Schreibkraft
Heiner Frost

„Lach nicht, du bist tot!“

Planung und Suppe

Es ist Mittwoch, 19.30 Uhr, Tatort: Feuerwehrhaus Frasselt. Draußen ist es der Abend ziemlich rabenschwarz. Noch. Das wird sich in einigen Minuten ändern, denn die Freiwilligen Gemeindefeuerwehr von Kranenburg hat ihre Jahresabschlussübung angesetzt. Teilnehmen werden rund 50 Feuerwehrmänner aus Kranenburg, Nütterden, Wyler, Zyfflich, Niel, Mehr und Frasselt/Schottheide.
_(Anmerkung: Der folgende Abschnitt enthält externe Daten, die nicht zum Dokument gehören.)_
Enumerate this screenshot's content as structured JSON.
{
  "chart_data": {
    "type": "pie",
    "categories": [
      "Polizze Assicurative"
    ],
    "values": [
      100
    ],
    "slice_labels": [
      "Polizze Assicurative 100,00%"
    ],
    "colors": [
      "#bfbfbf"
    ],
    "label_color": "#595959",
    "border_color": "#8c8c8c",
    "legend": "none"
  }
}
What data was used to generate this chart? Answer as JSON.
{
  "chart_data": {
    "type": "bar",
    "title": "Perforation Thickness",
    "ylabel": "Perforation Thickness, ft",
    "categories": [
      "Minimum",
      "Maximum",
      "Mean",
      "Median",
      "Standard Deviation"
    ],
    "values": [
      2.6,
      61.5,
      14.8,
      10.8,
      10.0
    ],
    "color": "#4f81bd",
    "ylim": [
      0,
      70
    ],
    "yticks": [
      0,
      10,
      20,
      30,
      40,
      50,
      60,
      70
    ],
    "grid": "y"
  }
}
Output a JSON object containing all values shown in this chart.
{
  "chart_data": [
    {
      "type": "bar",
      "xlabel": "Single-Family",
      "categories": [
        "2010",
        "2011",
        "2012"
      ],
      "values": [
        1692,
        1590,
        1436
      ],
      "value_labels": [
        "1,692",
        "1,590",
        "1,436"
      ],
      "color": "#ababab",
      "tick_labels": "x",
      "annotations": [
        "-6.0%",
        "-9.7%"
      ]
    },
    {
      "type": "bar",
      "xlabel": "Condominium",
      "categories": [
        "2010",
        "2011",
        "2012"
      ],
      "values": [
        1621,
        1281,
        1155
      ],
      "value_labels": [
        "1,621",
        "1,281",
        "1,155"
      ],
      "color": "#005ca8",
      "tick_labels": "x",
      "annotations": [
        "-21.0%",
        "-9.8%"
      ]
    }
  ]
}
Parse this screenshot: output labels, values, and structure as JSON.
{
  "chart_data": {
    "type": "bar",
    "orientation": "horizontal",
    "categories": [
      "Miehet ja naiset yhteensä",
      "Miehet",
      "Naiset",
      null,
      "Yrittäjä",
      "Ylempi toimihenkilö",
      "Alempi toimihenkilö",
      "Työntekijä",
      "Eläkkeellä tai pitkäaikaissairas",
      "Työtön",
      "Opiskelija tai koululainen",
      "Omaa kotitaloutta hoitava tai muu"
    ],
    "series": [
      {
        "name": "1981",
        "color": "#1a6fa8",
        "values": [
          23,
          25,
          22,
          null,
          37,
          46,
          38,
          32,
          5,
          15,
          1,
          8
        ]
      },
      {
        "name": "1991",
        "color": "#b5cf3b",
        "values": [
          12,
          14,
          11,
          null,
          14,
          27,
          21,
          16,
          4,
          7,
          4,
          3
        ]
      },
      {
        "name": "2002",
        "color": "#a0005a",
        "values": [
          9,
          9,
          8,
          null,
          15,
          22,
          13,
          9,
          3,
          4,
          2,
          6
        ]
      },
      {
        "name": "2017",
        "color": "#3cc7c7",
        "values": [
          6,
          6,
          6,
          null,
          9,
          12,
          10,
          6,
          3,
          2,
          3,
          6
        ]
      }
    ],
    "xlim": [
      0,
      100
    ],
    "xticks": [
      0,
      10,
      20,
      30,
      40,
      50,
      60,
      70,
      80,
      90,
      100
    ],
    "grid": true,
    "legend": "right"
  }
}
Genauer gesagt sind die Kameraden aus Frasselt/Schottheide als Ausrichter zuständig für die Planung um Vorfeld und die „Suppe danach“. Einsatzleiter ist Wehrführer Norbert Jansen aus Kranenburg. In Frasselt haben Willi Ehren und Alfred Hendricks sich federführend um die Planung gekümmert.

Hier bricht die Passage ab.